Ingredients- 1 medium pumpkin
- 2 medium potatoes
- 2 cups milk (approx. 400ml)
- 1/3 small onion
- 2 dried shiitake mushrooms or 2 fresh shiitake mushrooms
- 1 tablespoon unsalted butter
- 1 teaspoon minced garlic
Cooking Instructions
Step 1
First, peel the potatoes and cut them into bite-sized cubes. Place the cubed potatoes in a microwave-safe dish with about 1/3 cup of water and microwave for 4 minutes until softened. This will make them easier to mash.
Step 2
Wash the pumpkin thoroughly, remove the stem, and microwave for about 4-5 minutes. This softens the pumpkin, making it easier to scoop out the insides and reducing cooking time.
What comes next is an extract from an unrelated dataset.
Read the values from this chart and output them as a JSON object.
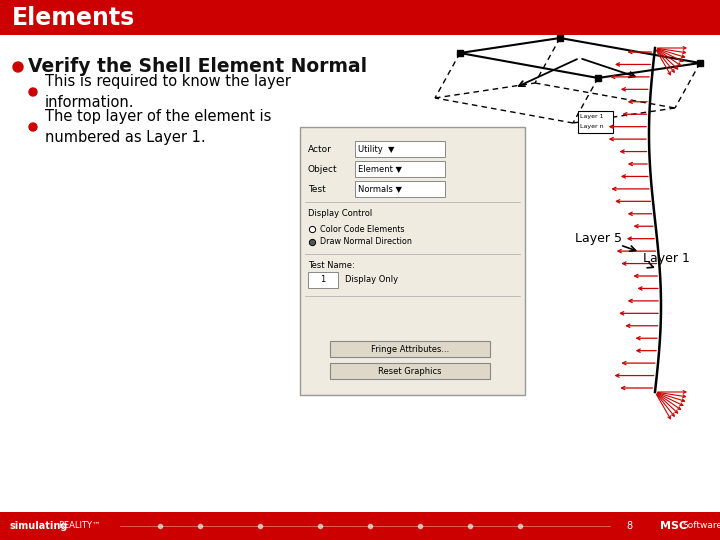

After microwaving, carefully cut off the top part to create a lid.
Step 3
Now, it’s time to scoop out the pumpkin’s insides. Use a spoon to scrape out all the seeds and stringy fibers until the cavity is clean. Hollowing out the pumpkin creates enough space to fill it with soup.
Step 4
Transfer the microwaved potatoes to a pot. Use a spoon or a masher to gently mash them until smooth. It’s important to mash them finely without any large lumps.
Step 5
Add 2 cups of milk (approx. 400ml) to the mashed potatoes and place the pot over medium-low heat. Whisk or stir well with a spatula to ensure the milk and mashed potatoes are evenly combined without any lumps.
Step 6
Finely chop the onion. Add the chopped onion to the pot and cook together. The onion will add a deeper flavor to the soup.
Step 7
Finely chop the shiitake mushrooms (you can also rehydrate dried ones for extra flavor). Add the chopped mushrooms, 1 teaspoon of minced garlic, and 1 tablespoon of unsalted butter to enhance the soup’s aroma and taste.
Step 8
Start heating the soup over high heat. Once it begins to bubble, immediately reduce the heat to medium-low. It’s crucial to stir frequently with chopsticks or a spatula to prevent the soup from sticking to the bottom of the pot. Simmer for about 5-7 minutes until the ingredients are well blended.
Step 9
Once the soup reaches a thick consistency, carefully fill about 80% of the hollowed-out pumpkin with the potato soup. Be mindful not to overfill, as it might bubble over.
Step 10
Place the pumpkin lid back on and microwave for another 7-8 minutes. This will ensure the pumpkin is tender and heated through. To serve, scoop out the soft pumpkin flesh and mix it well with the soup. The combination is incredibly delicious, like honey!